Emerentius / ord_subset

Tools for working with types where a subset of values has a total order, like e.g. floats without NaN
Apache License 2.0
12 stars 1 forks source link

Implement ord_subset_sort_by_cached_key #6

Open dvtomas opened 2 years ago

dvtomas commented 2 years ago

I'm missing this, it would also be nice to have it to implement it to have a complete ord_subset mirror of the slice API

dvtomas commented 2 years ago

I compiled the following from ord_subset_sort_by_key and Vec::sort_by_cached_key. It might work as a jumping board.

trait OrdSubsetSliceExt<T> {
    fn ord_subset_sort_by_cached_key<K, F>(&mut self, f: F)
        where
            Self: AsMut<[T]>,
            K: OrdSubset,
            F: FnMut(&T) -> K;
}

impl<T, U> OrdSubsetSliceExt<T> for U
    where
        U: AsRef<[T]>,
{
    fn ord_subset_sort_by_cached_key<K, F>(&mut self, f: F)
        where
            U: AsMut<[T]>,
            K: OrdSubset,
            F: FnMut(&T) -> K,
    {
        use ord_subset::OrdSubsetSliceExt;

        {
            // Helper macro for indexing our vector by the smallest possible type, to reduce allocation.
            macro_rules! sort_by_key {
            ($t:ty, $slice:ident, $f:ident) => {{
                let slice = $slice.as_mut();
                let mut indices: Vec<_> =
                    slice.iter().map($f).enumerate().map(|(i, k)| (k, i as $t)).collect();
                // The elements of `indices` are unique, as they are indexed, so any sort will be
                // stable with respect to the original slice. We use `sort_unstable` here because
                // it requires less memory allocation.
                indices.ord_subset_sort_unstable();
                for i in 0..slice.len() {
                    let mut index = indices[i].1;
                    while (index as usize) < i {
                        index = indices[index as usize].1;
                    }
                    indices[i].1 = index;
                    slice.swap(i, index as usize);
                }
            }};
        }

            let sz_u8 = mem::size_of::<(K, u8)>();
            let sz_u16 = mem::size_of::<(K, u16)>();
            let sz_u32 = mem::size_of::<(K, u32)>();
            let sz_usize = mem::size_of::<(K, usize)>();

            let len = self.as_ref().len();
            if len < 2 {
                return;
            }
            if sz_u8 < sz_u16 && len <= (u8::MAX as usize) {
                return sort_by_key!(u8, self, f);
            }
            if sz_u16 < sz_u32 && len <= (u16::MAX as usize) {
                return sort_by_key!(u16, self, f);
            }
            if sz_u32 < sz_usize && len <= (u32::MAX as usize) {
                return sort_by_key!(u32, self, f);
            }
            sort_by_key!(usize, self, f)
        }
    }
}
Emerentius commented 2 years ago

I don't reimplement any sorting algorithms as that is best left to the stdlib authors. One can call the Ord-requiring sorts by constructing the right comparison functions or wrappers.

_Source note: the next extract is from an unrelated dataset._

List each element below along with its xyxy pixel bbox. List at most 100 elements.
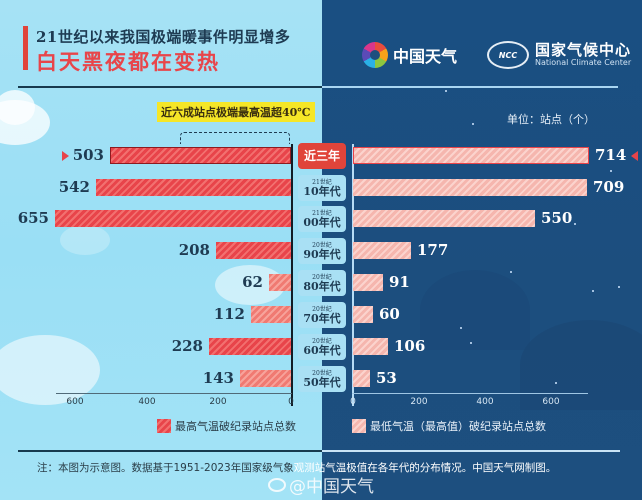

7 contains a first implementation.

As the trait isn't sealed (i.e. other people can implement it for their types), this is technically a breaking change and would require a major version change. Given that I'm exporting traits here that are also part of the public API of upstream crates, that would be a lot of breakage for a relatively minor crate such as this.

dvtomas commented 2 years ago

Yeah, I like your implementation a lot better. And yes, this technically sounds like a change requiring a major version bump. In practice, searching for ord_subset_sort_by_cached_key on github yields only this issue/PR, nothing on GitLab or Code Search, and the fact that this issue hasn't been raised before also tells something. There's a good chance this will affect no-one, or perhaps just very few people with private projects. Still, the decision is on you, I don't really have the knowledge to suggest anything.

Emerentius commented 2 years ago

A duplicate method name isn't considered breaking or you couldn't add new methods ever. The issue is adding new required methods to a public trait that someone else may have implemented for their own type. With the new method, their implementations would be incomplete and cease to compile.

Really, nobody ought to have implemented it, but it is possible. I should have sealed the trait, but I didn't know about the technique back then.